Rensselaer Journal, Volume 11, Number 17, Rensselaer, Jasper County, 3 October 1901 — THE SULTAN S PALACE. [ARTICLE]
THE SULTAN S PALACE.
It 1. Proof Against Assassins, Bombs and Fires. According to a writer in the World’s Work, the sultan’s Yildiz palace at Constantinople is a monument to fear. It is assassin-proof, bomb-proof, earth-quake-proof, fire-proof, microbe-proof. Architects and engineers are building and rebuilding incessantly. Some new secret retreat is always under way. The entire domain is surrounded by an Immense wall, thirty feet high, and the choicest troops of the empire stand guard around it. An Inner wall, twelve feet thick, with gates of iron, incloses the private residence itself. The walls of the sultan’s dwellings are filled with armor plate, to resist projectiles. It is said that a mysterious passage connects with ten secret bed chambers, forming an intricate labyrinth. No one but his body attendant knows where the sultan may sleep during any particular night. He has electric lights and telephones in his own apartments, but forbids them in Constantinople. Telephones might prove handy for conspirators and he believes that a dynamite cartridge could be sent over a wire into the palace. He fears electric explosions, so Constantinople gets along with gas light. He hates the word dynamo, because it sounds like dynamite. Balloons are tabooed, lest one should pause over him long enough to drop a chunk of explosive.

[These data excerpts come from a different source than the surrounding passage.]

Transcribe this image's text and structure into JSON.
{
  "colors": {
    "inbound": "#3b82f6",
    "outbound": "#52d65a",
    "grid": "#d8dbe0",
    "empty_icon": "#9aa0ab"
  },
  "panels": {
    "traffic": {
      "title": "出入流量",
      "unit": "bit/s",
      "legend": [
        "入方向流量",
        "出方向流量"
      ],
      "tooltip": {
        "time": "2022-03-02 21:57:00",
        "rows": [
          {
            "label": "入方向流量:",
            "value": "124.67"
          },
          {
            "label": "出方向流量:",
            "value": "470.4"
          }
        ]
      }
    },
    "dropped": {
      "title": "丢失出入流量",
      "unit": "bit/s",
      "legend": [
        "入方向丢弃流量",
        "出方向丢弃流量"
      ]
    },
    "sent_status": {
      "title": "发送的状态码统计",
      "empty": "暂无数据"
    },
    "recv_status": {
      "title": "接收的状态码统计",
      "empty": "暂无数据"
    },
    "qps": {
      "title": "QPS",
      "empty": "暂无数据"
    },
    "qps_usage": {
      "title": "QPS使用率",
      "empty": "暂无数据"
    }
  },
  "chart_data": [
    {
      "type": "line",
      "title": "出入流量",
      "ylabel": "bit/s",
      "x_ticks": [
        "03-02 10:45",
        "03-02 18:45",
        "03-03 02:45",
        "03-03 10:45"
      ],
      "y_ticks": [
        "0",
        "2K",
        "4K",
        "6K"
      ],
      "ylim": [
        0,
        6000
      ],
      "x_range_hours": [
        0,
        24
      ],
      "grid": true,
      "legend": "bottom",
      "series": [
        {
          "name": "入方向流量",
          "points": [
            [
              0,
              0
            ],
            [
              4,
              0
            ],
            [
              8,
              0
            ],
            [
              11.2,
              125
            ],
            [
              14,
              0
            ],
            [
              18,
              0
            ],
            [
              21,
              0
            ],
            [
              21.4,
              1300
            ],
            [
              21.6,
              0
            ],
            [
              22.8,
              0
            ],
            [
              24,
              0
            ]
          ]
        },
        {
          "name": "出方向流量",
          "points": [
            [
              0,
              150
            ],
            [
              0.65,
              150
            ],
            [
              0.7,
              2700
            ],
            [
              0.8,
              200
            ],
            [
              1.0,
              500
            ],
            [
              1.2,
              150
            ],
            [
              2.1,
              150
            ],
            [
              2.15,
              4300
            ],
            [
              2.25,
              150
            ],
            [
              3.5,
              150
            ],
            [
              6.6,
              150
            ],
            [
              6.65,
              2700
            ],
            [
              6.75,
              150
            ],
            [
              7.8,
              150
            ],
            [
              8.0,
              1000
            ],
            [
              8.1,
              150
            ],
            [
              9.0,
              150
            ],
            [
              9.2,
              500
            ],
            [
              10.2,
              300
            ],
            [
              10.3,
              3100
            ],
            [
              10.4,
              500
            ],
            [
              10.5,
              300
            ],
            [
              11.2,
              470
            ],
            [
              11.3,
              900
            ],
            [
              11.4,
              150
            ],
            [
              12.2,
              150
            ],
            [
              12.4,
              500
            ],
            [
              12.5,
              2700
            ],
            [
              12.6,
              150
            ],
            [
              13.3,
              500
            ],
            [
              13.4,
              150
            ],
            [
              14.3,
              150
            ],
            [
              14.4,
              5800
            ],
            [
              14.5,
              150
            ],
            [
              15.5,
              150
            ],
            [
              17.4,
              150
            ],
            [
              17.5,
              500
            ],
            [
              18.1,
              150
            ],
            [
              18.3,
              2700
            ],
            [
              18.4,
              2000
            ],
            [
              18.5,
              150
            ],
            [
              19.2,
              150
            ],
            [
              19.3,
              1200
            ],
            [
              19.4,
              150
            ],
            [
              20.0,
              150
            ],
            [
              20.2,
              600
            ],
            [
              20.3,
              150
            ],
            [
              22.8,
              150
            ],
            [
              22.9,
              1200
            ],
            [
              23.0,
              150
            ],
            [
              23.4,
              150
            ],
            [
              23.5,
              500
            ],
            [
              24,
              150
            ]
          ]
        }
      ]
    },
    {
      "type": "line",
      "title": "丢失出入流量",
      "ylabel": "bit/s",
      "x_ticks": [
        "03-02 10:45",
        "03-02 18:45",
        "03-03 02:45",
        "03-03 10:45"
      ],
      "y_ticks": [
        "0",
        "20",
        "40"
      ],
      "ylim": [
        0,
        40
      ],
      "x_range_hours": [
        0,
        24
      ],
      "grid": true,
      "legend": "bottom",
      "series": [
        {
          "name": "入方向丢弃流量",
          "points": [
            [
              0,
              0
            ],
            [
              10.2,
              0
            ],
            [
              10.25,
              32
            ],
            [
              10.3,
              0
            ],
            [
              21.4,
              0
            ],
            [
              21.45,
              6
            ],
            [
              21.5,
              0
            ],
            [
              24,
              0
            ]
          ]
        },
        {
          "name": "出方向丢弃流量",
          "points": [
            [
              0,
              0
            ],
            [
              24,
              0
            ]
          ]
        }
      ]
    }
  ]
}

As to the real luxury of the Yildiz that is a matter of course. The domain is a small world in itself. Eive thousand people live within the outer wall, not counting a small army of workmen and the 7,000 imperial guardsmen. There are shops, factories, arsenals, stables, a library, museum, picture gallery, theater and even a menagerie. The monarch loves trees but he keeps their branches well lopped off, so that he can see to the farthest corner of his grounds.—Chicago News.